Esses esportes são parte do universo dessas marcas, que se tornaram até simbologias do DNA delas, em peças como botas, chapéus e casacos. Já a Fórmula 1 também não é um esporte exatamente ligado às classes baixas, apesar de ter um apelo popular muito maior. Aqui, a Fórmula 1 e o Motocross aparecem ainda como esportes da alta-sociedade, reverenciados pelas grifes e pela alta-moda, mas com uma estética muito mais descolada e jovem do que os esportes tradicionais do “Old Money”, como o hipismo e o tênis, e o próximo esporte pela qual a moda está fixada.
“Quando olhamos os produtos oficiais da F1, eu não tenho tanto interesse.

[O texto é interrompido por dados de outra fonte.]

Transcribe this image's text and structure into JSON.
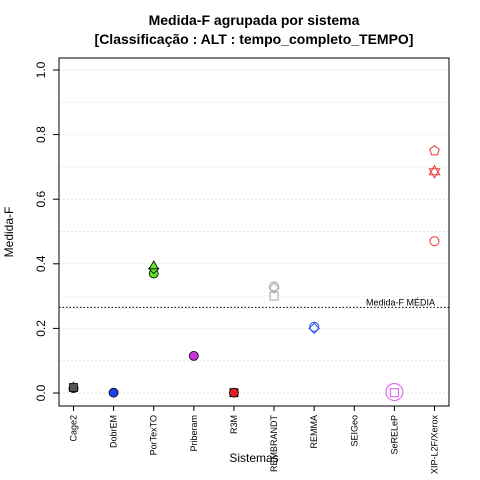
{
  "chart_data": {
    "type": "scatter",
    "title": "Medida-F agrupada por sistema",
    "subtitle": "[Classificação : ALT : tempo_completo_TEMPO]",
    "xlabel": "Sistemas",
    "ylabel": "Medida-F",
    "ylim": [
      0,
      1
    ],
    "yticks": [
      "0.0",
      "0.2",
      "0.4",
      "0.6",
      "0.8",
      "1.0"
    ],
    "grid": true,
    "categories": [
      "Cage2",
      "DobrEM",
      "PorTexTO",
      "Priberam",
      "R3M",
      "REMBRANDT",
      "REMMA",
      "SEIGeo",
      "SeRELeP",
      "XIP-L2F/Xerox"
    ],
    "points": [
      {
        "category": "Cage2",
        "value": 0.015,
        "shape": "circle",
        "color": "#555555",
        "filled": true
      },
      {
        "category": "Cage2",
        "value": 0.02,
        "shape": "triangle",
        "color": "#555555",
        "filled": true
      },
      {
        "category": "Cage2",
        "value": 0.017,
        "shape": "square",
        "color": "#555555",
        "filled": true
      },
      {
        "category": "DobrEM",
        "value": 0.001,
        "shape": "circle",
        "color": "#1e3ee6",
        "filled": true
      },
      {
        "category": "PorTexTO",
        "value": 0.37,
        "shape": "circle",
        "color": "#5ee62a",
        "filled": true
      },
      {
        "category": "PorTexTO",
        "value": 0.385,
        "shape": "diamond",
        "color": "#5ee62a",
        "filled": true
      },
      {
        "category": "PorTexTO",
        "value": 0.395,
        "shape": "triangle",
        "color": "#5ee62a",
        "filled": true
      },
      {
        "category": "Priberam",
        "value": 0.115,
        "shape": "circle",
        "color": "#cc33dd",
        "filled": true
      },
      {
        "category": "R3M",
        "value": 0.001,
        "shape": "square",
        "color": "#dd2222",
        "filled": true
      },
      {
        "category": "R3M",
        "value": 0.001,
        "shape": "circle",
        "color": "#dd2222",
        "filled": true
      },
      {
        "category": "REMBRANDT",
        "value": 0.33,
        "shape": "circle",
        "color": "#aaaaaa",
        "filled": false
      },
      {
        "category": "REMBRANDT",
        "value": 0.325,
        "shape": "diamond",
        "color": "#aaaaaa",
        "filled": false
      },
      {
        "category": "REMBRANDT",
        "value": 0.3,
        "shape": "square",
        "color": "#aaaaaa",
        "filled": false
      },
      {
        "category": "REMMA",
        "value": 0.205,
        "shape": "circle",
        "color": "#3355ee",
        "filled": false
      },
      {
        "category": "REMMA",
        "value": 0.2,
        "shape": "diamond",
        "color": "#3355ee",
        "filled": false
      },
      {
        "category": "SeRELeP",
        "value": 0.003,
        "shape": "circle",
        "color": "#dd66ee",
        "filled": false,
        "size": "large"
      },
      {
        "category": "SeRELeP",
        "value": 0.001,
        "shape": "square",
        "color": "#dd66ee",
        "filled": false
      },
      {
        "category": "XIP-L2F/Xerox",
        "value": 0.75,
        "shape": "pentagon",
        "color": "#ee4444",
        "filled": false
      },
      {
        "category": "XIP-L2F/Xerox",
        "value": 0.685,
        "shape": "star",
        "color": "#ee4444",
        "filled": false
      },
      {
        "category": "XIP-L2F/Xerox",
        "value": 0.47,
        "shape": "circle",
        "color": "#ee4444",
        "filled": false
      }
    ],
    "reference_line": {
      "label": "Medida-F MÉDIA",
      "value": 0.265
    }
  }
}
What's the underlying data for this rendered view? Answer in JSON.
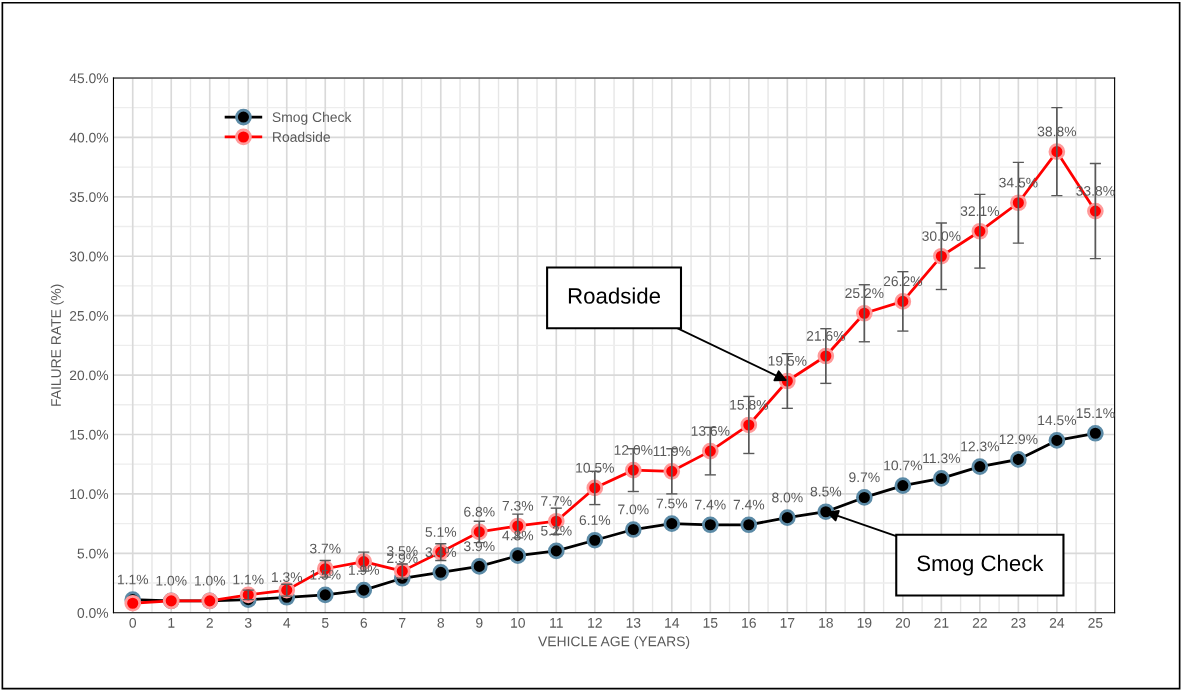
{
  "chart_data": {
    "type": "line",
    "xlabel": "VEHICLE AGE (YEARS)",
    "ylabel": "FAILURE RATE (%)",
    "categories": [
      "0",
      "1",
      "2",
      "3",
      "4",
      "5",
      "6",
      "7",
      "8",
      "9",
      "10",
      "11",
      "12",
      "13",
      "14",
      "15",
      "16",
      "17",
      "18",
      "19",
      "20",
      "21",
      "22",
      "23",
      "24",
      "25"
    ],
    "series": [
      {
        "name": "Smog Check",
        "color": "#000000",
        "values": [
          1.1,
          1.0,
          1.0,
          1.1,
          1.3,
          1.5,
          1.9,
          2.9,
          3.4,
          3.9,
          4.8,
          5.2,
          6.1,
          7.0,
          7.5,
          7.4,
          7.4,
          8.0,
          8.5,
          9.7,
          10.7,
          11.3,
          12.3,
          12.9,
          14.5,
          15.1
        ],
        "value_labels": [
          "1.1%",
          "1.0%",
          "1.0%",
          "1.1%",
          "1.3%",
          "1.5%",
          "1.9%",
          "2.9%",
          "3.4%",
          "3.9%",
          "4.8%",
          "5.2%",
          "6.1%",
          "7.0%",
          "7.5%",
          "7.4%",
          "7.4%",
          "8.0%",
          "8.5%",
          "9.7%",
          "10.7%",
          "11.3%",
          "12.3%",
          "12.9%",
          "14.5%",
          "15.1%"
        ]
      },
      {
        "name": "Roadside",
        "color": "#ff0000",
        "values": [
          0.8,
          1.0,
          1.0,
          1.5,
          1.9,
          3.7,
          4.3,
          3.5,
          5.1,
          6.8,
          7.3,
          7.7,
          10.5,
          12.0,
          11.9,
          13.6,
          15.8,
          19.5,
          21.6,
          25.2,
          26.2,
          30.0,
          32.1,
          34.5,
          38.8,
          33.8
        ],
        "errors": [
          null,
          null,
          null,
          0.4,
          0.5,
          0.7,
          0.8,
          0.6,
          0.7,
          0.9,
          1.0,
          1.1,
          1.4,
          1.8,
          1.9,
          2.0,
          2.4,
          2.3,
          2.3,
          2.4,
          2.5,
          2.8,
          3.1,
          3.4,
          3.7,
          4.0
        ],
        "value_labels": [
          null,
          null,
          null,
          null,
          null,
          "3.7%",
          null,
          "3.5%",
          "5.1%",
          "6.8%",
          "7.3%",
          "7.7%",
          "10.5%",
          "12.0%",
          "11.9%",
          "13.6%",
          "15.8%",
          "19.5%",
          "21.6%",
          "25.2%",
          "26.2%",
          "30.0%",
          "32.1%",
          "34.5%",
          "38.8%",
          "33.8%"
        ]
      }
    ],
    "ylim": [
      0,
      45
    ],
    "yticks": [
      {
        "value": 0,
        "label": "0.0%"
      },
      {
        "value": 5,
        "label": "5.0%"
      },
      {
        "value": 10,
        "label": "10.0%"
      },
      {
        "value": 15,
        "label": "15.0%"
      },
      {
        "value": 20,
        "label": "20.0%"
      },
      {
        "value": 25,
        "label": "25.0%"
      },
      {
        "value": 30,
        "label": "30.0%"
      },
      {
        "value": 35,
        "label": "35.0%"
      },
      {
        "value": 40,
        "label": "40.0%"
      },
      {
        "value": 45,
        "label": "45.0%"
      }
    ],
    "annotations": [
      {
        "text": "Roadside",
        "x": "17",
        "y": 19.5
      },
      {
        "text": "Smog Check",
        "x": "18",
        "y": 8.5
      }
    ],
    "grid": true,
    "legend": "top left",
    "marker": "circle",
    "line_style": "solid"
  }
}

Os produtos oficiais não tem uma grande imagem de moda, é apenas um produto, e aí as marcas de moda vêm e vinculam uma imagem de moda para atrair esse público, como a Rhude, que uniu os dois em suas últimas coleções e colaborações” opina Harry Cioto, criador de conteúdo e aficionado por Fórmula 1 que tem postado com frequência sobre o esporte em seu Instagram “Por isso que isso normalmente acontece nas coleções de transição, como de Resort, com um viés mais comercial, e porque não dá para dedicar uma coleção principal a uma comunidade específica como a da F1.” continua, referenciando a coleção de Inverno 2021 da Rhude, que buscava inspiração no universo do automobilismo e das corridas e também na coleção masculina do Inverno 22, além de apresentar uma coleção cápsula com a McLaren.
Por sua vez, a Fórmula 1 também tem tentado de seu lado uma maior aproximação ao público geral e “furar a bolha do esporte” como bem afirma Harry Cioto. A própria abertura de uma marca própria por parte da Ferrari demonstra esse interesse, além de coleções cápsulas de equipes de Fórmula 1 com marcas de moda. Até questões mais mercadológicas, como o surgimento da Sprint Race, semelhante às corridas de domingo, mas aos sábados e de forma mais curta, buscando atrair outros públicos. Grandes eventos da F1, como o Grand Prix de Miami contaram com shows de nomes como Anitta e Kygo em um modelo quase Superbowl.
A receita tem tudo para dar certo. Existe um interesse tanto do esporte quanto da moda sobre essa vinculação, além de um appeal estético muito forte sobre o vestuário de corrida e motociclismo, que sempre existiu, mas ganha contornos mais literais agora. Se antes usávamos biker jackets como itens de moda, sem pensarmos sobre sua história e significado, pode ser que daqui para frente vamos buscar macacões de corrida e jaquetas de motocross com logotipos de equipes de corrida. Veja bem, até Juliette postou uma foto de capacete, sobre uma moto e com a legenda “Motomami” nos últimos dias.